Consolidating the information on this blog, I would note that bachelor’s degrees certainly are good to strive for, if you seek getting the most out of your education. This combined with your choice of academic major, I wouldn’t say to go ahead and major in engineering, computer-science, or math, unless you are passionate about these fields of study, but instead to incorporate some of the math skills, and tech savvyness into your array of talents in order to make yourself as marketable as possible on the job market, or even for applying for a PHD in your field of study. Since the beginning of my college journey, I found economics to be quite interesting, with just the right amount of academic challenge to it. However I noticed that good economists, also require extensive knowledge in statistics and math, which is related to having a fairly good amount of knowledge in computers and statistical software. I noticed that I could not simply run away from my fear of math and computers forever, and it made me realize that some of this could partly be due to the fact that the labor market structure is changing, by favoring those with computer and math skills. It may be the case that in the future, added skills with computers and math, may bring one better returns on their degree.

3 thoughts on “28. Your College Major Matters for Future Earnings

  1. njbeck@umich.edu'Nathaniel Beck

    I find it interesting that there is a negative slope in earnings towards the end of a career. Wouldn’t it make sense that earnings would increase with experience? Do you know if this graph is adjusted for inflation.

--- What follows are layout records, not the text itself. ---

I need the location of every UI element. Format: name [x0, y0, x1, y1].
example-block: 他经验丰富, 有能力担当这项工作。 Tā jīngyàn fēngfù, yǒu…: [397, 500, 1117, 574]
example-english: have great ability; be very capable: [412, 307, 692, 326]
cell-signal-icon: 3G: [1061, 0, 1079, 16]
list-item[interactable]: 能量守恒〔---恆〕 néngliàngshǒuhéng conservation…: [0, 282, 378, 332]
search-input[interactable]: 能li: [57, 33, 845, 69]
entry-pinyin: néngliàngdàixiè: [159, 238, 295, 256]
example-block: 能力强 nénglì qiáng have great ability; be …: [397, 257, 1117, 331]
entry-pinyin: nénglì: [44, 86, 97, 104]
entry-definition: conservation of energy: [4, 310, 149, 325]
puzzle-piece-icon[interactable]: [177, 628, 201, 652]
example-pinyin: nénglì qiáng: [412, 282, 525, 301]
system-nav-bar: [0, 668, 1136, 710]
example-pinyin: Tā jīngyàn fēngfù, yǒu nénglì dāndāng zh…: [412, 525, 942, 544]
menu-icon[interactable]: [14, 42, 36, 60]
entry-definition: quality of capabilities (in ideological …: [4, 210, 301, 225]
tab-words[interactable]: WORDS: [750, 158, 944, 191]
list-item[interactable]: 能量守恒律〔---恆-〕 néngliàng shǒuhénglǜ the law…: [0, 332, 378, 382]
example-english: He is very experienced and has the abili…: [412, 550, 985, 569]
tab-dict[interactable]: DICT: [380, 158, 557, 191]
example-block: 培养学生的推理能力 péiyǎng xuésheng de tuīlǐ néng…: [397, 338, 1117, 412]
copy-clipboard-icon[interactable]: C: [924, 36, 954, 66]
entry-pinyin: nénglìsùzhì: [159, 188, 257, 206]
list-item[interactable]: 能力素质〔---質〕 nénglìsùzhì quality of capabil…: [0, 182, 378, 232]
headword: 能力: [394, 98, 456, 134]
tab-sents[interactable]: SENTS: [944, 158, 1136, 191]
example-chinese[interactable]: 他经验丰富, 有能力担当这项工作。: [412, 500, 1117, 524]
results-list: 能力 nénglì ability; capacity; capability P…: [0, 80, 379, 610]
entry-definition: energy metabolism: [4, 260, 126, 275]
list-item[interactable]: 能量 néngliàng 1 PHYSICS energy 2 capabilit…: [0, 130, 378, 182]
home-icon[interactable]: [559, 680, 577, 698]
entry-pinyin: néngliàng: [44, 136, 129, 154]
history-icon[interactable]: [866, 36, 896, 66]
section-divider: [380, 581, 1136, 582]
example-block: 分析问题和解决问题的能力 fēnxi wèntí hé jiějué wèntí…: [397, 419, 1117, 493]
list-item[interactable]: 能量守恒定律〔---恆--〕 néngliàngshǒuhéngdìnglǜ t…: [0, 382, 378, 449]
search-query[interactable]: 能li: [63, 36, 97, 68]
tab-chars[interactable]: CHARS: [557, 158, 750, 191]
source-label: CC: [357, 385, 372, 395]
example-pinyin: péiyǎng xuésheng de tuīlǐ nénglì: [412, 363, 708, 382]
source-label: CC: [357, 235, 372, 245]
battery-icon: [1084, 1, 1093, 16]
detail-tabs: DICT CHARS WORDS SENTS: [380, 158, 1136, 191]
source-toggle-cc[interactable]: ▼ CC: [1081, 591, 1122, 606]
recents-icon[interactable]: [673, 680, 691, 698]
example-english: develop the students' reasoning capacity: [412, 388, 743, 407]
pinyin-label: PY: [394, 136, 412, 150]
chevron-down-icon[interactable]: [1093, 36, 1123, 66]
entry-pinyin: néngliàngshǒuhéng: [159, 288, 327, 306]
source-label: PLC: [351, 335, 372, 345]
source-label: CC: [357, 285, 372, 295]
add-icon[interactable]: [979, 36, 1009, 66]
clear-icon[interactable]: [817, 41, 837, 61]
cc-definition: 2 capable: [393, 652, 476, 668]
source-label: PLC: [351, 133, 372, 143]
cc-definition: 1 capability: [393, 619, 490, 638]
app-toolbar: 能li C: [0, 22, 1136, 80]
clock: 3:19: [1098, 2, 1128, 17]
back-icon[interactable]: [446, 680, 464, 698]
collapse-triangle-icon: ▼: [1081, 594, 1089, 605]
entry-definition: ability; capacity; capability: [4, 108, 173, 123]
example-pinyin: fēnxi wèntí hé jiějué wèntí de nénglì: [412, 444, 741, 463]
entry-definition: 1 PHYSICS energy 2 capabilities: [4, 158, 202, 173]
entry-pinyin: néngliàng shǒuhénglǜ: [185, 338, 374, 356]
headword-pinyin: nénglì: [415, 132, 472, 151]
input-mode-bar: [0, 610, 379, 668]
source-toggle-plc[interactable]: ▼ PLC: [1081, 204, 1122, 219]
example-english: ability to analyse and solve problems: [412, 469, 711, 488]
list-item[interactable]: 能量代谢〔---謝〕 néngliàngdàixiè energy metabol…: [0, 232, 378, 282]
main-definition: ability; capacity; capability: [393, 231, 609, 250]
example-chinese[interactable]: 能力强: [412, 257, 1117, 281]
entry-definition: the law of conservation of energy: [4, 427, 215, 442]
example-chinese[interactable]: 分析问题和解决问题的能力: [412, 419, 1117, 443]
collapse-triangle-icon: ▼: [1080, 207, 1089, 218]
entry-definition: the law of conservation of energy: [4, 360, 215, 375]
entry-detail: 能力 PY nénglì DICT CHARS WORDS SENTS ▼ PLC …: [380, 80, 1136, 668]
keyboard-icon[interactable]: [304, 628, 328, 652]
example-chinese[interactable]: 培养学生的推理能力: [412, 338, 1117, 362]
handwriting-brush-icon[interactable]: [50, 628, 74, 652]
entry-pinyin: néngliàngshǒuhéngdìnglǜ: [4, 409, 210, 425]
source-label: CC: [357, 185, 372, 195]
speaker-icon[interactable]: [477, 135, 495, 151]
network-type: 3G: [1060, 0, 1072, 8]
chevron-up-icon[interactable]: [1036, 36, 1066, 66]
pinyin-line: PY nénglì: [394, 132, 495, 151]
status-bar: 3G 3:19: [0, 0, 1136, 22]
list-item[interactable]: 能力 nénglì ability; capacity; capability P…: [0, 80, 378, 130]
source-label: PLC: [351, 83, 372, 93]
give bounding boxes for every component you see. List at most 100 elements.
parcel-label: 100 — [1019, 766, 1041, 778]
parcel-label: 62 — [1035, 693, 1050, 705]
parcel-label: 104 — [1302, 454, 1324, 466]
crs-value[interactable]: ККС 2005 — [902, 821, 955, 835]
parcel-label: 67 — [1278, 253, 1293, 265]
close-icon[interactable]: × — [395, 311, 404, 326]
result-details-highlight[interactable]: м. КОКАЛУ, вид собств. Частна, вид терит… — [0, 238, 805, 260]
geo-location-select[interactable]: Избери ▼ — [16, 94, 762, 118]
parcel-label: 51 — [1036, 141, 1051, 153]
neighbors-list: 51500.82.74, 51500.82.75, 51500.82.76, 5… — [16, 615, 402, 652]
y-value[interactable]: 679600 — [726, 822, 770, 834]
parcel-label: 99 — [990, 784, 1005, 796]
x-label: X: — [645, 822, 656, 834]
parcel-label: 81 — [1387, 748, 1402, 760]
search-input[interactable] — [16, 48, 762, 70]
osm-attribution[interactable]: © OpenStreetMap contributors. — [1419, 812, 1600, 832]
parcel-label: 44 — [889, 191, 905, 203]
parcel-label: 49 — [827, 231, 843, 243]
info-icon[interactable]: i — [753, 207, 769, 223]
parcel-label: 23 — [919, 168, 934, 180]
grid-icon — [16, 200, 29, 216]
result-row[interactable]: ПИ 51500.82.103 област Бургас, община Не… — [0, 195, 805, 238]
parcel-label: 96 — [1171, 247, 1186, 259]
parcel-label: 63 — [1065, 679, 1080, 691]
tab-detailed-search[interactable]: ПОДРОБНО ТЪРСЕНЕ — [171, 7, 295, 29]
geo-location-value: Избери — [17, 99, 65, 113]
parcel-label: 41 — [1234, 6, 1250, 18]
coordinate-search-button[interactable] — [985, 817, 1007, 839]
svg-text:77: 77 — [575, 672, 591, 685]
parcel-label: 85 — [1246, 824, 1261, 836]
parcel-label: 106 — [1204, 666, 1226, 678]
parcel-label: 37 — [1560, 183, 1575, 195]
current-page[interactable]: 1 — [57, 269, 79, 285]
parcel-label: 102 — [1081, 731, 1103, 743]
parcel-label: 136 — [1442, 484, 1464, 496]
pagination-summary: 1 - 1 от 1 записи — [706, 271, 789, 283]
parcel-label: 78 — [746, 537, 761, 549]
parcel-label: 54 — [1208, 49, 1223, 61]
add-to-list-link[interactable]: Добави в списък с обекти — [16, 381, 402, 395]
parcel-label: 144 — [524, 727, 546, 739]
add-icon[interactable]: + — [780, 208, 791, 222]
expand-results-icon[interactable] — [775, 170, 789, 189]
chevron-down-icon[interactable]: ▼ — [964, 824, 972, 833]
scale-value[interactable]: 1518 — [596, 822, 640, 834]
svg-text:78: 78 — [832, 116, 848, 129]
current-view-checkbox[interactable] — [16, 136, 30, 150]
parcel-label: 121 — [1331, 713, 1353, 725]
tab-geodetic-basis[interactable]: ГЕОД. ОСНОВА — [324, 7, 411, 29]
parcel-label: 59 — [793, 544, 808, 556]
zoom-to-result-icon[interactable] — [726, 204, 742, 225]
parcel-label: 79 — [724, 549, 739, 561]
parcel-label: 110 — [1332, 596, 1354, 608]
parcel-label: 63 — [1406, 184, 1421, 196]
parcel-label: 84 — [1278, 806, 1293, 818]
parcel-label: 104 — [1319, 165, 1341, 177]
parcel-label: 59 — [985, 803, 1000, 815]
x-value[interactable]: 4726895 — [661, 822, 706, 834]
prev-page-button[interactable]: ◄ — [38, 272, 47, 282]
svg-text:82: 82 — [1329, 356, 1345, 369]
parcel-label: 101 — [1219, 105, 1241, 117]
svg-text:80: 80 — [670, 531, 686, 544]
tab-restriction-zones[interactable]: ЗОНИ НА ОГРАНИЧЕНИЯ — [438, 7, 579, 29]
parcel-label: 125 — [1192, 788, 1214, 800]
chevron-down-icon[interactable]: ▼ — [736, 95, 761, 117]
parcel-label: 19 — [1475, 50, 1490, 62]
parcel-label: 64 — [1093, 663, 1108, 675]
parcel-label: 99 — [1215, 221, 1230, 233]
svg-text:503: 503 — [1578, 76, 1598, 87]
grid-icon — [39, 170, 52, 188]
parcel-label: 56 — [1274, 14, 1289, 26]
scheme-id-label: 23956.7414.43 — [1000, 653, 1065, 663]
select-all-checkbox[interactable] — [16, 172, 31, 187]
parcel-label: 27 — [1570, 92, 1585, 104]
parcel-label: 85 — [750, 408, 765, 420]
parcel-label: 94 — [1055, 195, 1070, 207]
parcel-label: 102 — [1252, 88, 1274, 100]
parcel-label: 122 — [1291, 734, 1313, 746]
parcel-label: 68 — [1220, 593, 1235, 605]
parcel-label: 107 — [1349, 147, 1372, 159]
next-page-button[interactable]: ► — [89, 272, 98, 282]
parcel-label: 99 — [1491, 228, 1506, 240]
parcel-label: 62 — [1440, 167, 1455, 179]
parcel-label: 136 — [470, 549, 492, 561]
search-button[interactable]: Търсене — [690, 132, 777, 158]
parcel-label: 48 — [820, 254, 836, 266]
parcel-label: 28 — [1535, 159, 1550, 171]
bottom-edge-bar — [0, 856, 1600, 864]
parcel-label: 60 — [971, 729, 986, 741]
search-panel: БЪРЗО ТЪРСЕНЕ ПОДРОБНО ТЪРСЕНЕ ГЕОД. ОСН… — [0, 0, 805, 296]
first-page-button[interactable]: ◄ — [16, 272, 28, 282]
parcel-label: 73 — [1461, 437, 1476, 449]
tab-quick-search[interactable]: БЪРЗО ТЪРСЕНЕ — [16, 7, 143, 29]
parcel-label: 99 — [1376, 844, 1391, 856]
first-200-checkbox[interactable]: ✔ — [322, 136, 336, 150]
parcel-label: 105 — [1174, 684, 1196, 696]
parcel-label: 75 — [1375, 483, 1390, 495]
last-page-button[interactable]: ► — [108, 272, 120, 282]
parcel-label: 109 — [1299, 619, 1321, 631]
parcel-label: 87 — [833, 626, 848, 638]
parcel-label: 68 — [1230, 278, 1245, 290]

    1. Israel Diego Post author

      The end of the career slope is probably due to nearing the years of retirement, but yes, the data from the Research claims they have been adjusted for inflation.

  2. Hojoon Kim

    This is really interesting blog post. Can you explain why you wouldn’t recommend to major in engineering, computer science or math? I actually think these three majors have higher rate of returns compared to other majors.